1865 September 27: “There are still stories about that this command is to be mustered out of service”
The original of this letter is in the Jerry E. Flint Papers (River Falls Mss BN) at the University of Wisconsin-River Falls, University Archives and Area Research Center.
Camp 4th Wis. Cavalry. .
San Antonia, Texas. .
Sept. 27th 1865
My Dear Mother
I think it is about time that I should write a few lines to you, although I can find but little of interest to note. The greater portion of the Regiment is out on a scout and will not be in until the first of October. I was left in camp as I had just had another visitation from my old friend “Chills and Fever.” The hot weather is now nearly over and I am hoping that with the cool days my usual good health will return.

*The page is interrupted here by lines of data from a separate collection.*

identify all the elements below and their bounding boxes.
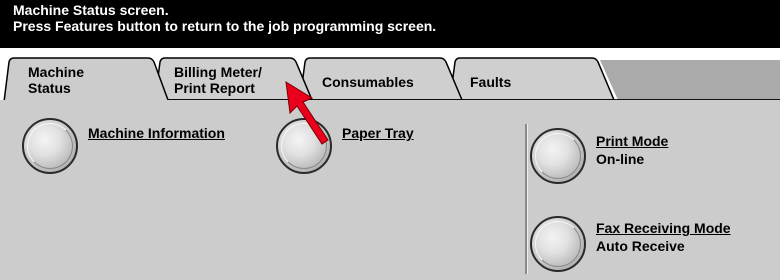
print-mode-label[interactable]: Print Mode On-line [596, 132, 668, 168]
print-mode-title: Print Mode [596, 133, 669, 149]
header-line-1: Machine Status screen. [13, 2, 169, 18]
fax-receiving-mode-title: Fax Receiving Mode [596, 220, 731, 236]
fax-receiving-mode-label[interactable]: Fax Receiving Mode Auto Receive [596, 219, 731, 255]
tab-bar: Machine Status Billing Meter/ Print Repo… [0, 48, 780, 102]
tab-faults[interactable]: Faults [470, 74, 511, 90]
fax-receiving-mode-value: Auto Receive [596, 238, 685, 254]
machine-information-label[interactable]: Machine Information [88, 124, 225, 142]
print-mode-value: On-line [596, 151, 645, 167]
instruction-header: Machine Status screen. Press Features bu… [0, 0, 780, 48]
red-arrow-icon [285, 81, 329, 145]
machine-information-button[interactable] [22, 118, 78, 174]
print-mode-button[interactable] [530, 128, 586, 184]
machine-information-text: Machine Information [88, 125, 225, 141]
tab-machine-status[interactable]: Machine Status [28, 64, 84, 96]
fax-receiving-mode-button[interactable] [530, 216, 586, 272]
paper-tray-label[interactable]: Paper Tray [342, 124, 414, 142]
panel-divider [525, 124, 528, 274]
header-line-2: Press Features button to return to the j… [13, 18, 437, 34]
paper-tray-text: Paper Tray [342, 125, 414, 141]
tab-billing-meter[interactable]: Billing Meter/ Print Report [174, 64, 262, 96]
tab-consumables[interactable]: Consumables [322, 74, 414, 90]
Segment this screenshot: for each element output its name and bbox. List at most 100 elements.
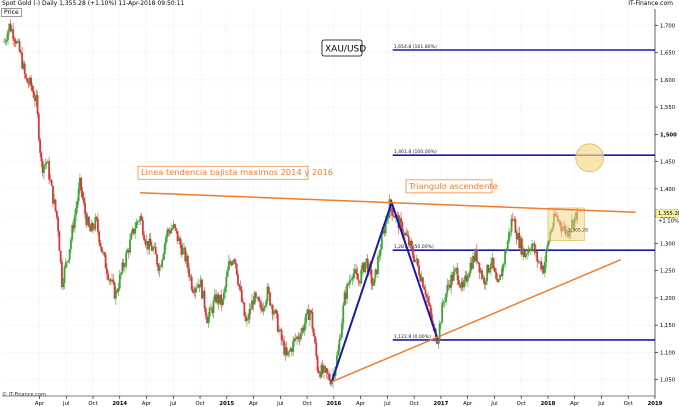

My main trouble arises from exposure to the hot sun. We have one of the finest camps I ever saw. It is situated in a pleasant grove with a fine stream of clear sparkling water running close by. The good water we have here is one great advantage over Louisiana. There our best water is the muddy Mississippi, while here there are plenty of fine springs where the water gushes out from beneath ledges of solid rock.
Well tomorrow we are ordered to leave this delightful camp and locate ourselves on the top of a bluff near by. There being only three or four men in a company present, it gives us a more work than a few lazy soldiers can appreciate. Therefore we have remonstrated with the Genl and he has fairly promised us that we may stay in our present location until the return of the boys. If he fully consents all right, if he don’t I hope the vilest torments of His Majesty down below will haunt him through endless years.
There are still stories about that this command is to be mustered out of service, but I can tell you nothing reliable about it now. I think we shall know in a few weeks whether we are to remain through the winter or not. Unless we can go home very soon, I believe I would prefer to remain here until spring. I would like to hear from home very much, but our facilities for mail are so very poor now that I presume that is the reason I do not get any letters.
I have not heard from Helen¹ for six months. Tell Phineas¹ to let me know where she is next time he writes. What can I do for living if I get out of the service pretty soon. Is there any work to do? Wont [sic] it be hard though to come right down to the manual labor? It is really dreadful to think of, and then only sixteen or eighteen dollars a month after getting a hundred and fifty. Oh it is awful, awful. I enclose five dollars to get you a pair of fur lined shoes for winter. If it is not enough tell Phin¹ to pay the balance and send the bill to me. If I remember right you are troubled to keep your feet warm in the winter.
Remember me to Grandmother and all other friends. Hoping this may find you well and in the enjoyment of all the blessings of life. I remain as ever
1 . Jerry’s sister, Helen, and his brother, Phineas, or Phin for short.